Configure Findings Import Settings for Jira

Ticketing Systems

You configure the Veracode Integration for Jira to specify the findings identified during Veracode scanning to import into Jira.

Before you can link imported findings to other issues, ensure the issue linking feature in Jira is activated: Administration > Issues > Issue linking.
You can configure the integration to import findings from the Veracode Platform into either a:
  • Default project that you select from the provided dropdown menu in this procedure.
  • Project that you have named in a custom field on the Metadata page of each Veracode application profile.


To configure your import results settings:

  1. In Jira, select Administration > Manage apps > Findings Import.
  2. In the Import section, select the types of findings to import. Other sections on this page become enabled or disabled depending on your selections.


    Note: If you select Sandbox static findings or Sandbox SCA findings, the corresponding options for importing sandbox findings are disabled.
  3. In the Filter Import By section, select which findings to import:
    All findings
    From all scans, including closed findings
    Only findings from the most recent scan
    All open findings that were found in the most recent scan
    All unmitigated findings
    From all scans, including closed findings
    Only unmitigated findings from most recent scan
    All open, unmitigated findings from most recent scan
    All findings that affect policy
    All open findings from all scans that affect policy
    All unmitigated findings that affect policy
    All unmitigated, open findings from all scans that affect policy
    During each import, the integration checks previously-imported findings to verify if it can close the findings. For example, if you select the import selection criteria Only findings from the most recent scan and the most recent scan resulted in a finding that was fixed, the integration closes the Jira issue for this particular finding.
  4. Select to assign imported findings to a specific epic or link them to a related issue.
    Note: If you selected to import sandbox findings, these options are disabled.


    Assign to Epic
    Select to assign imported findings to a specific epic. Then, from the dropdown menu, select the Veracode custom field that contains the exact epic issue key. If you leave this custom field empty, your import results in an error. The integration assigns imported findings from every Veracode application with this exact epic issue key value in the same custom field. For example, you have added the same epic issue key value to Custom Field 5 in every application profile.
    Link to Issue
    Select to link imported findings to a related issue. Then, from the dropdown menu, select the Veracode custom field that contains the exact issue key for the related issue to which to link imported findings. If you leave this custom field empty, your import results in an error. The integration links imported findings from every Veracode application with this exact issue key value in the same custom field. For example, you have added the same issue key value to Custom Field 7 in every application profile.
    This example shows a finding imported as a Task issue. The issue is assigned to epic issue key UPGRDTEST-16 in the Epic Link field and linked to a related issue under Issue Links.


  5. From the Import Static and Dynamic Findings As dropdown menu, select the issue type to apply to each imported static and dynamic finding.
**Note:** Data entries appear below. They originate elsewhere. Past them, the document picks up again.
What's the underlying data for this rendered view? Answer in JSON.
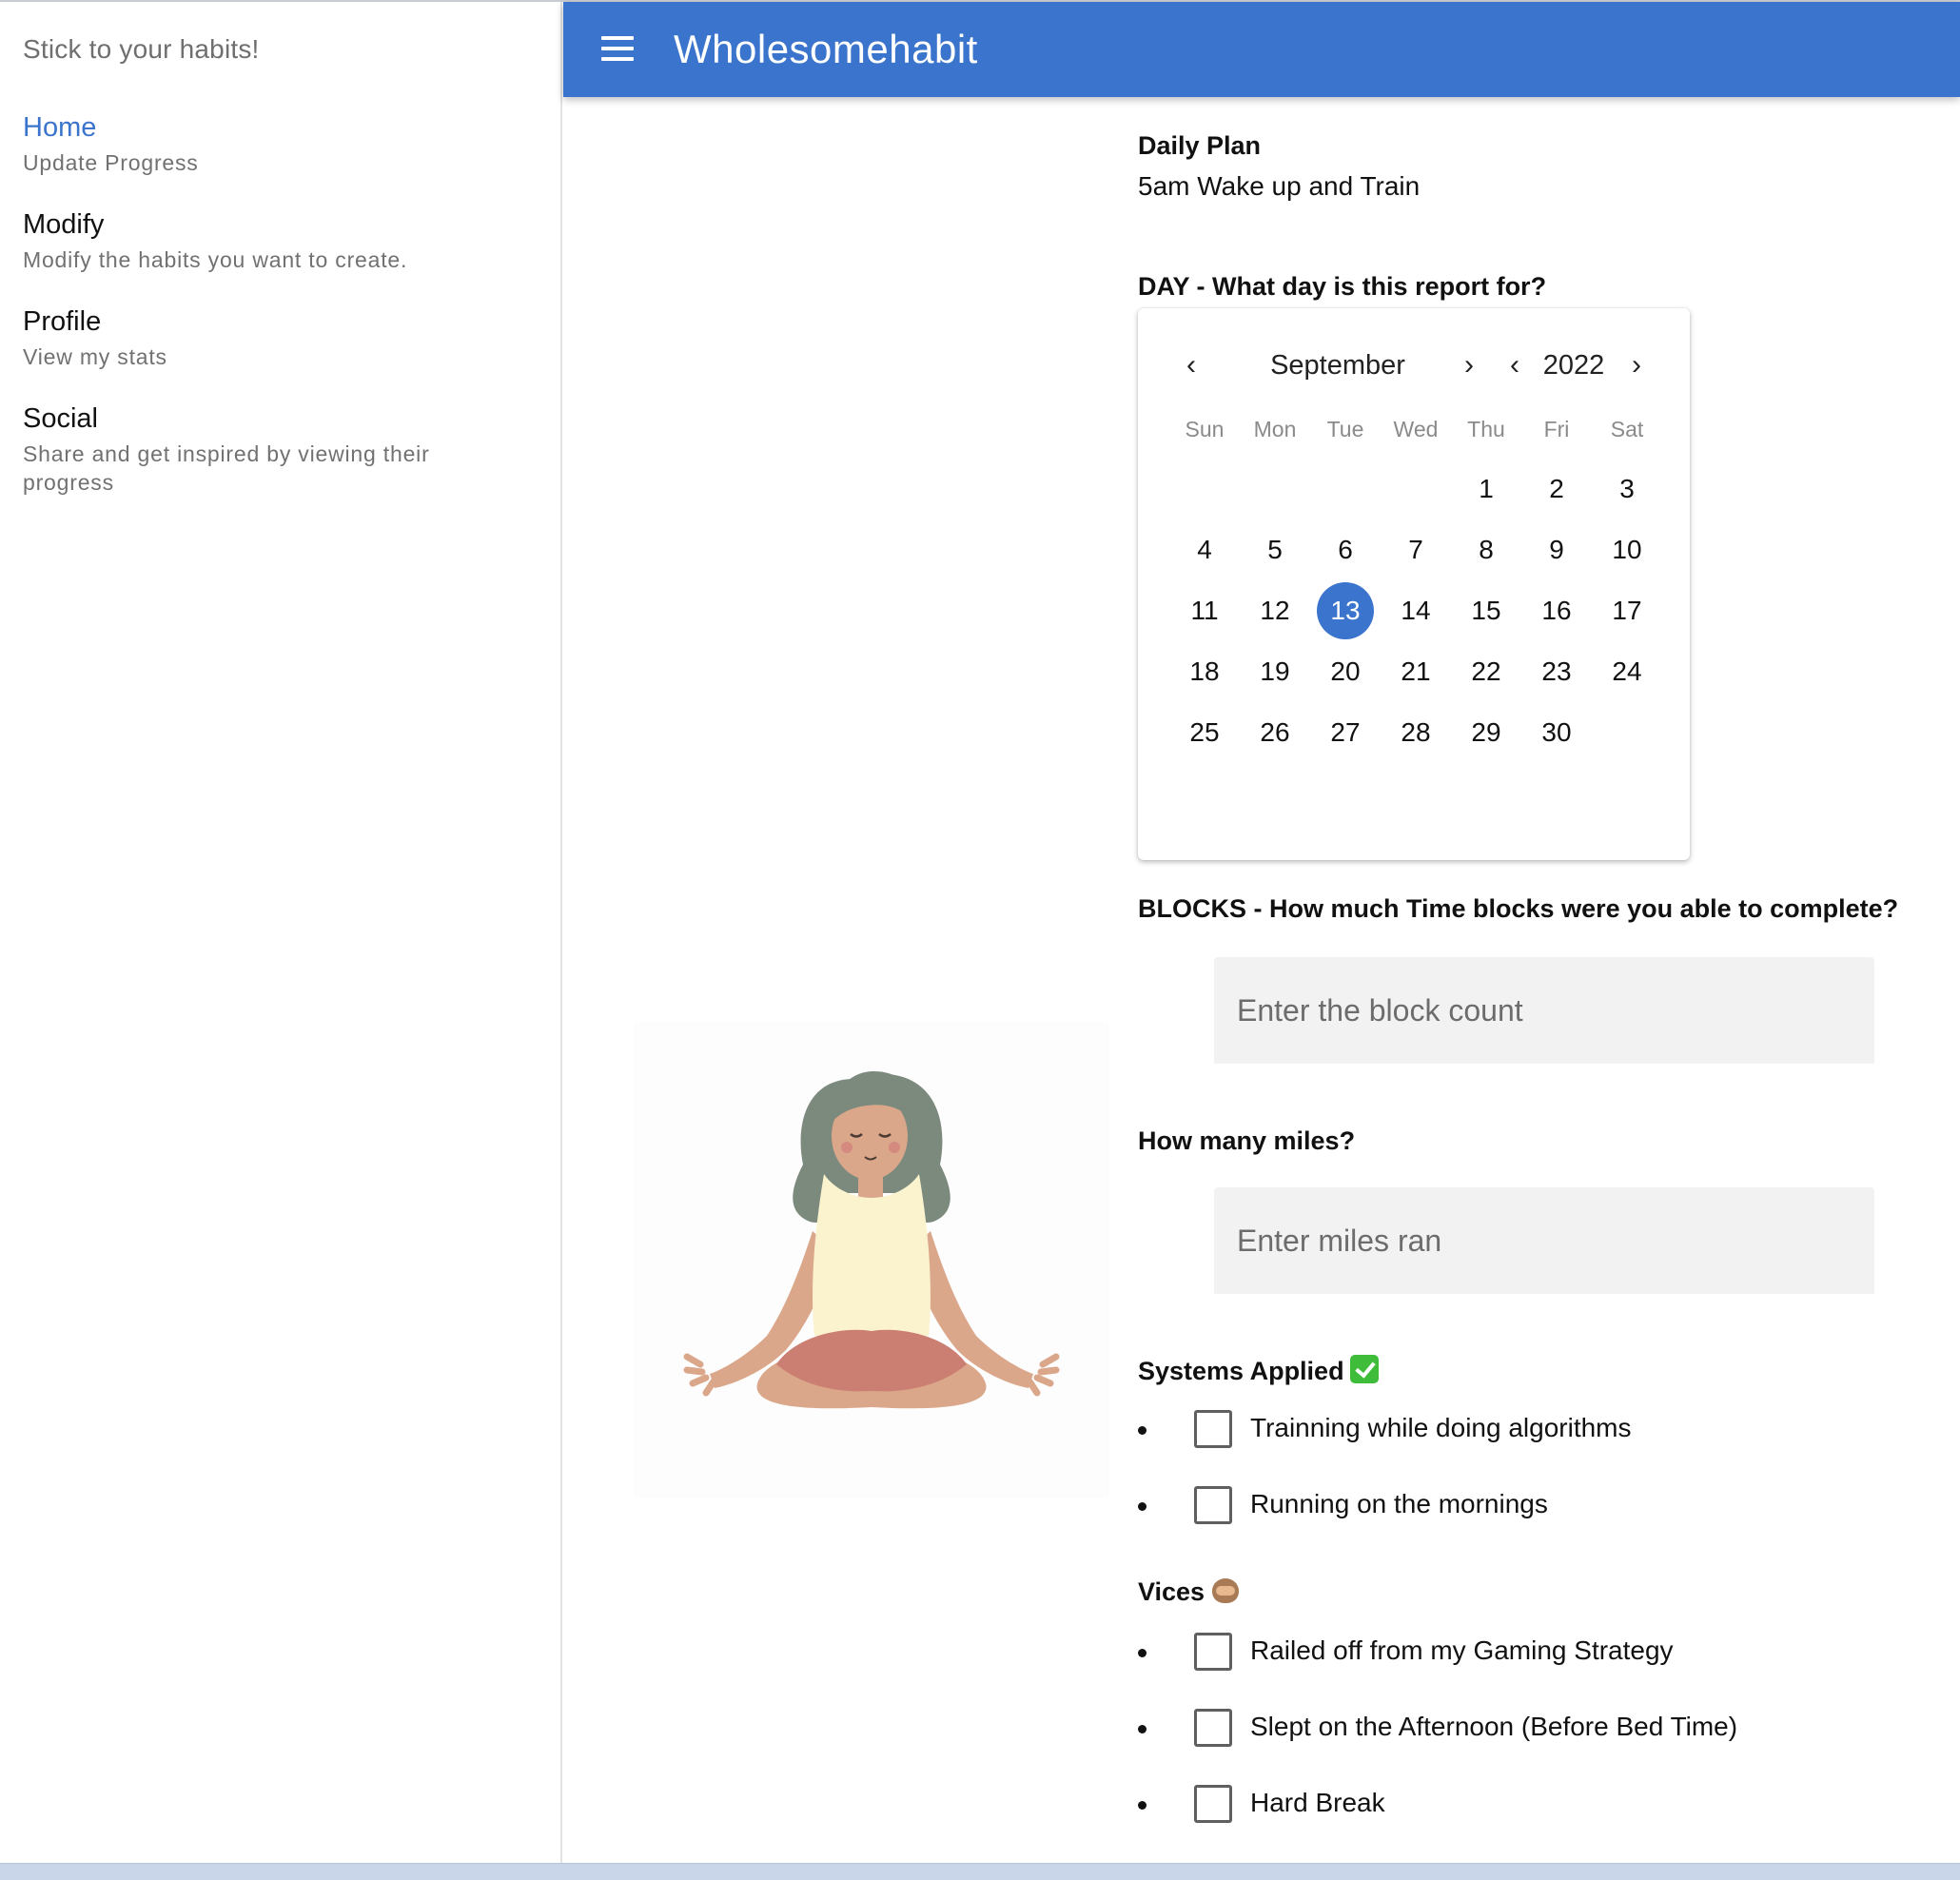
{
  "sidebar": {
    "tagline": "Stick to your habits!",
    "items": [
      {
        "title": "Home",
        "subtitle": "Update Progress"
      },
      {
        "title": "Modify",
        "subtitle": "Modify the habits you want to create."
      },
      {
        "title": "Profile",
        "subtitle": "View my stats"
      },
      {
        "title": "Social",
        "subtitle": "Share and get inspired by viewing their progress"
      }
    ]
  },
  "appbar": {
    "title": "Wholesomehabit",
    "color": "#3a74cc"
  },
  "daily_plan": {
    "label": "Daily Plan",
    "value": "5am Wake up and Train"
  },
  "day_section": {
    "label": "DAY - What day is this report for?"
  },
  "calendar": {
    "month": "September",
    "year": "2022",
    "weekdays": [
      "Sun",
      "Mon",
      "Tue",
      "Wed",
      "Thu",
      "Fri",
      "Sat"
    ],
    "first_weekday_index": 4,
    "days_in_month": 30,
    "selected_day": 13,
    "selected_color": "#3a74cc"
  },
  "blocks": {
    "label": "BLOCKS - How much Time blocks were you able to complete?",
    "placeholder": "Enter the block count"
  },
  "miles": {
    "label": "How many miles?",
    "placeholder": "Enter miles ran"
  },
  "systems": {
    "label": "Systems Applied",
    "emoji": "check-mark-button-icon",
    "items": [
      "Trainning while doing algorithms",
      "Running on the mornings"
    ]
  },
  "vices": {
    "label": "Vices",
    "emoji": "see-no-evil-monkey-icon",
    "items": [
      "Railed off from my Gaming Strategy",
      "Slept on the Afternoon (Before Bed Time)",
      "Hard Break"
    ]
  }
}
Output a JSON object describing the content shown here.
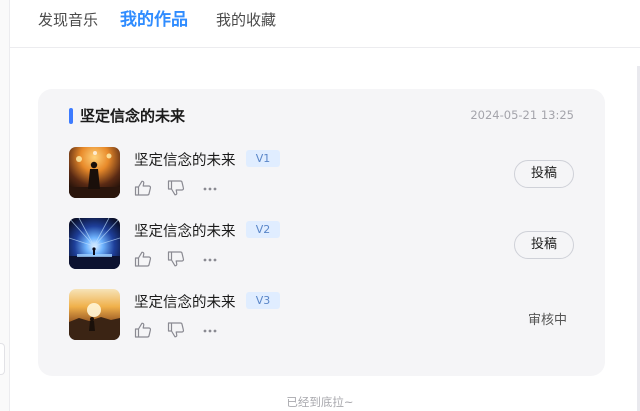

    For SCA findings, the integration imports components as stories and imports vulnerabilities for those components as subtasks of the related stories.
  6. In the Import Issues Into section, select the Jira project into which you want to import the security findings or select the Veracode custom field that maps to the appropriate Jira project.
    Note: You cannot enter custom metadata for sandbox scans of the application using the Veracode Platform. To enter custom metadata for sandbox scans, use the updatesandbox API.
  7. In the Add Values To Issues section, select the labels, or enter a string for a custom label, to add to the issues for all imported findings. You can also select to assign the issues to the next fix version scheduled for your Jira project.

    For example, you can assign issues to the next fix version of your software build, add a custom label to help you triage or sort your findings, and add a label for the CWE that corresponds to the type of finding discovered during scanning.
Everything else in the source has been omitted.